Le ministre s’était rendu à plusieurs reprises à Antananarivo pour tenter de débloquer la situation politique entre le leader malgache, Andry Rajoelina et l’ancien président évincé, Marc Ravalomanana. Une médiation saluée par La Tribune de Madagascar qui s’inquiète dans sa rubrique « Coopération française » de l’évolution du dossier malgache. « Il ne sera pas dans l’immédiat remplacé ce qui ne devrait pas être sans impacts sur la gestion par Paris d’un dossier de la crise malgache où Joyandet s’était beaucoup impliqué », écrit le quotidien.

Sur un siège éjectable

Malgré ses voyages en tant que médiateur en Mauritanie, et en Guinée Conakry lors des périodes d’instabilité politique, aucun site d’informations de ces deux pays ne fait mention de la démission d’Alain Joyandet. Le secrétaire d’Etat à la coopération et à la francophonie aura peu marqué les esprits. Le quotidien sénégalais Wal Fadjiri souligne que « c’est le deuxième secrétaire d’Etat à ne pas être resté longtemps sous l’ère Sarkozy ». Jean-Marie Bockel n’aura tenu qu’une seule année. Son départ ayant été précipité par l’ancien président gabonais, Omar Bongo, qui avait peu apprécié ses propos sur « l’acte de décès » de la Françafrique.

« J’ai eu l’honneur d’œuvrer pour les pays en voie de développement, le renforcement de nos liens avec l’Afrique et la promotion de la francophonie dans le monde », poste sur son blog Alain Joyandet. Ce seront là ses derniers mots en tant que secrétaire d’Etat à la coopération et à la Francophonie. Bientôt, le ministre reprendra du service à Vesoul pendant que l’Afrique attendra qu’un nouvel homme politique vienne remplir ses fonctions de médiateur français.

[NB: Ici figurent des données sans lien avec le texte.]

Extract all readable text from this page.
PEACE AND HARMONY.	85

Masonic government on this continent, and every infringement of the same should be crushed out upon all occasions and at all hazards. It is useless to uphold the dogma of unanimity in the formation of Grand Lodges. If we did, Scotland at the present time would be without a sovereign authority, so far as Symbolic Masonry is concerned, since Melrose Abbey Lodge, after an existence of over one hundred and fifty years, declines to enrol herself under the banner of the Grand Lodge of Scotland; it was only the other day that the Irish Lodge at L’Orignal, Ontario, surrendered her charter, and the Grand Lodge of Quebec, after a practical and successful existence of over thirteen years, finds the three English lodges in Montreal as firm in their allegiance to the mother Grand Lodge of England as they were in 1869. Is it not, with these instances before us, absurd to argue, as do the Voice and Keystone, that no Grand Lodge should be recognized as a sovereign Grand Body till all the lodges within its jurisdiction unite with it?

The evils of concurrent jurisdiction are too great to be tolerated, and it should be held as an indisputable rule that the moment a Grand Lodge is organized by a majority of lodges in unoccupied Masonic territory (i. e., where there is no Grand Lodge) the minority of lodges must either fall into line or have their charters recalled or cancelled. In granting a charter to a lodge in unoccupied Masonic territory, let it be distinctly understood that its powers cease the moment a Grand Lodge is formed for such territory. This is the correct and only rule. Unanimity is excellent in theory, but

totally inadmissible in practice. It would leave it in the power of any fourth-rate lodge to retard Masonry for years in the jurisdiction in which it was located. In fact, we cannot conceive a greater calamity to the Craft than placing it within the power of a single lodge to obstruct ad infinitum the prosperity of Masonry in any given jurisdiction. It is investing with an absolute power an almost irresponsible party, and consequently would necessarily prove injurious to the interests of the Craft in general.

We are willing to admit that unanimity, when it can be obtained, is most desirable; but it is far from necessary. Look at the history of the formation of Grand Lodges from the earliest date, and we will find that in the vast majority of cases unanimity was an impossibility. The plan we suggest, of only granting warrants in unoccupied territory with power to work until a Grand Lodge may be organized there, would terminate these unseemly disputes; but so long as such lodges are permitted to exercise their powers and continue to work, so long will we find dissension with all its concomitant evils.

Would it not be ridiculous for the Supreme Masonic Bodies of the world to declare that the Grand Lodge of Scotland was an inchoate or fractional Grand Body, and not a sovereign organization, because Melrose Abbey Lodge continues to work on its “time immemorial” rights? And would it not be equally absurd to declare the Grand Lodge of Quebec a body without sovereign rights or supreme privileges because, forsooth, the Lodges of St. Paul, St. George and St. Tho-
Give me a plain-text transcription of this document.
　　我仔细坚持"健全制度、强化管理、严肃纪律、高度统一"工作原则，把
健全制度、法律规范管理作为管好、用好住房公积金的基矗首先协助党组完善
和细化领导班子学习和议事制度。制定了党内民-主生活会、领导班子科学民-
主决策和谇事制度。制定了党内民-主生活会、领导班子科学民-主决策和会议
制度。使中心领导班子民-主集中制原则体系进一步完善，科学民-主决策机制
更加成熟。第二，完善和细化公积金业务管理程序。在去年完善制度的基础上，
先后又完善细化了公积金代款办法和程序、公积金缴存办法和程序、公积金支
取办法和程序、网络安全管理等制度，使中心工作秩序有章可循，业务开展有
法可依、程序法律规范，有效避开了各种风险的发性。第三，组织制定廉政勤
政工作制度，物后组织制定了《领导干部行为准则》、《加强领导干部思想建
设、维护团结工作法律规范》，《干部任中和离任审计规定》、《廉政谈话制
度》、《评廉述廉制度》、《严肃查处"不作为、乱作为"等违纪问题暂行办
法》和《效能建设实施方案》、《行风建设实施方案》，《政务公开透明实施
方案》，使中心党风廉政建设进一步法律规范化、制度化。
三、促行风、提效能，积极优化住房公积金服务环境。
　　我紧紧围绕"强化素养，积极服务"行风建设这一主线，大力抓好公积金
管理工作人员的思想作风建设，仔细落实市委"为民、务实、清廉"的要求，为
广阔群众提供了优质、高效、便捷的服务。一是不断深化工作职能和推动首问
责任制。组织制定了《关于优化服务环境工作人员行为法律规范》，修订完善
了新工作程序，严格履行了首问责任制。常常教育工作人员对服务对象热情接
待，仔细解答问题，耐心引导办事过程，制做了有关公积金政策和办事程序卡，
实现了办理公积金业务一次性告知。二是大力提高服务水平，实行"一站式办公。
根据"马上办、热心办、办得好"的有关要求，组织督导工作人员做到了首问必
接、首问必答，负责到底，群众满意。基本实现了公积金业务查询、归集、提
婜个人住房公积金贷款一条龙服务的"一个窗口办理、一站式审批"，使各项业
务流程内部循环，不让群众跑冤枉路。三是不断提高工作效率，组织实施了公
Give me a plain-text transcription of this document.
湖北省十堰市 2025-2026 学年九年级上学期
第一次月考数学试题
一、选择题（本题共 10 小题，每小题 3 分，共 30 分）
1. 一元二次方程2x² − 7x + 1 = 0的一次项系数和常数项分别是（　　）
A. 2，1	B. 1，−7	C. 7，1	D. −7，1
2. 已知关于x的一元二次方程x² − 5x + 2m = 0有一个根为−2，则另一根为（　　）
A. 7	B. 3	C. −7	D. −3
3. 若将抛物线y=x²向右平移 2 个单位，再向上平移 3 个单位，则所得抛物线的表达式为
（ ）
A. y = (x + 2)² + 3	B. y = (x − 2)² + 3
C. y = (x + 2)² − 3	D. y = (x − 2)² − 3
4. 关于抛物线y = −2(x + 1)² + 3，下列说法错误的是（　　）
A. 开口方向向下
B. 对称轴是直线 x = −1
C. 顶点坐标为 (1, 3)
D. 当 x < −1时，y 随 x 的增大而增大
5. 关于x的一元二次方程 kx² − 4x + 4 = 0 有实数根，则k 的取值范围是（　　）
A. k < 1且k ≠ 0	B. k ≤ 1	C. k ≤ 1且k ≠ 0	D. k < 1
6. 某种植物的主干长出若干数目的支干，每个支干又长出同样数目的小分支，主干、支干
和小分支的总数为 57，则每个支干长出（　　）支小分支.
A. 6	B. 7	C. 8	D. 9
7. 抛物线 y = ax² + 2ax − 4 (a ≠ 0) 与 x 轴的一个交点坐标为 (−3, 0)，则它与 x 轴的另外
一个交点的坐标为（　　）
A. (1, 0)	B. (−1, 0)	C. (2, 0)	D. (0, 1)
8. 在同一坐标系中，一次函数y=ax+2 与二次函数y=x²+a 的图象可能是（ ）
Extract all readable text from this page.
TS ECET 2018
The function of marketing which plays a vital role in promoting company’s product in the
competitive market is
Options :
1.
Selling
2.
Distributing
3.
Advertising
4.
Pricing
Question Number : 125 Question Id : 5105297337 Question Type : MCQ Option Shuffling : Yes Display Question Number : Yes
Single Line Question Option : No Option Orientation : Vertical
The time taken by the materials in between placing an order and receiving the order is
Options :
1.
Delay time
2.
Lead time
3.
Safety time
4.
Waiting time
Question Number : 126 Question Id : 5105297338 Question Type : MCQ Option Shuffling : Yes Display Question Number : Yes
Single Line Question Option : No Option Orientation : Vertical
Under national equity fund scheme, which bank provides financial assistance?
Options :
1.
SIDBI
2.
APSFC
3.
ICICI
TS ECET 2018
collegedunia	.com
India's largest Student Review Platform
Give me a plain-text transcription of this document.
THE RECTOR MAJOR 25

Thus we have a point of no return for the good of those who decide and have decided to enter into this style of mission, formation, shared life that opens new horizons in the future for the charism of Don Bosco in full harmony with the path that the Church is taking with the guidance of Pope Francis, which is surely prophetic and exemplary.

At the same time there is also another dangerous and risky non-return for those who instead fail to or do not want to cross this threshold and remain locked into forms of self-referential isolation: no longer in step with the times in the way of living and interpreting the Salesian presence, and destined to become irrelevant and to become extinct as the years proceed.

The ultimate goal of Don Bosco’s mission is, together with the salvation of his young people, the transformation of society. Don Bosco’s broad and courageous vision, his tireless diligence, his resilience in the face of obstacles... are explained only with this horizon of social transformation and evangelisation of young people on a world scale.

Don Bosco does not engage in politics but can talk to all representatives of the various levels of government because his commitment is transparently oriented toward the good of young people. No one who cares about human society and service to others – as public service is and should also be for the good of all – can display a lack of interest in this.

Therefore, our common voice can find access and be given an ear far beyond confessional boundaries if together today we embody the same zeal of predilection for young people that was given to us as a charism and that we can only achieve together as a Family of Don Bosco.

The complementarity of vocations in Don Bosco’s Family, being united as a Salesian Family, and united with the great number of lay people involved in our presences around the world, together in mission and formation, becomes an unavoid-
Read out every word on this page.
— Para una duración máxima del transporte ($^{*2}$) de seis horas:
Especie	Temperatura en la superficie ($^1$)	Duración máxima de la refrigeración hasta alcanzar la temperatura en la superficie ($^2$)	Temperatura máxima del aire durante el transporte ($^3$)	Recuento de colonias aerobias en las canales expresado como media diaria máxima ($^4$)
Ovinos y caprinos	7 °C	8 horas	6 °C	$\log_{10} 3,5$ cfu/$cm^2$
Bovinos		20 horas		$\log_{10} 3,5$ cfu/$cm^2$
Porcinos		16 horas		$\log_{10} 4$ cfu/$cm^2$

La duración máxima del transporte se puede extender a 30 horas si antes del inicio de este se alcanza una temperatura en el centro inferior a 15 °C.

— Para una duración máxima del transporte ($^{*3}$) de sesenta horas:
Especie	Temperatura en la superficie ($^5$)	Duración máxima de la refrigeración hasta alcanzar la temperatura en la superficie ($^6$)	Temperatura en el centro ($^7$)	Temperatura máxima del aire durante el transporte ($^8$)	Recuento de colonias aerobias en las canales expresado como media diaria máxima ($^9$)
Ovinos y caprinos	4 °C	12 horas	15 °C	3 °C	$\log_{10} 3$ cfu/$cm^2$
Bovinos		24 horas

La relation entre la France et l’Afrique était depuis deux ans la principale occupation d’Alain Joyandet. Le président Nicolas Sarkozy a pourtant choisi de ne pas le remplacer et de confier ses missions au ministre des Affaires étrangères, Bernard Kouchner. Si officiellement, les responsables français démentent toute diminution de l’effort français en matière de coopération, la disparition du secrétariat d’Etat vient cependant achever une longue évolution institutionnelle. Pendant longtemps, la France a eu un ministère de la Coopération avant que ce domaine ne soit dévolu à un simple ministère délégué, puis à un secrétariat d’Etat rattaché au Quai d’Orsay. Pourtant, de son côté, l’Elysée n’en démord pas. «Sa disparition ne bouleversera pas la politique de la France», assure-t-on à Paris.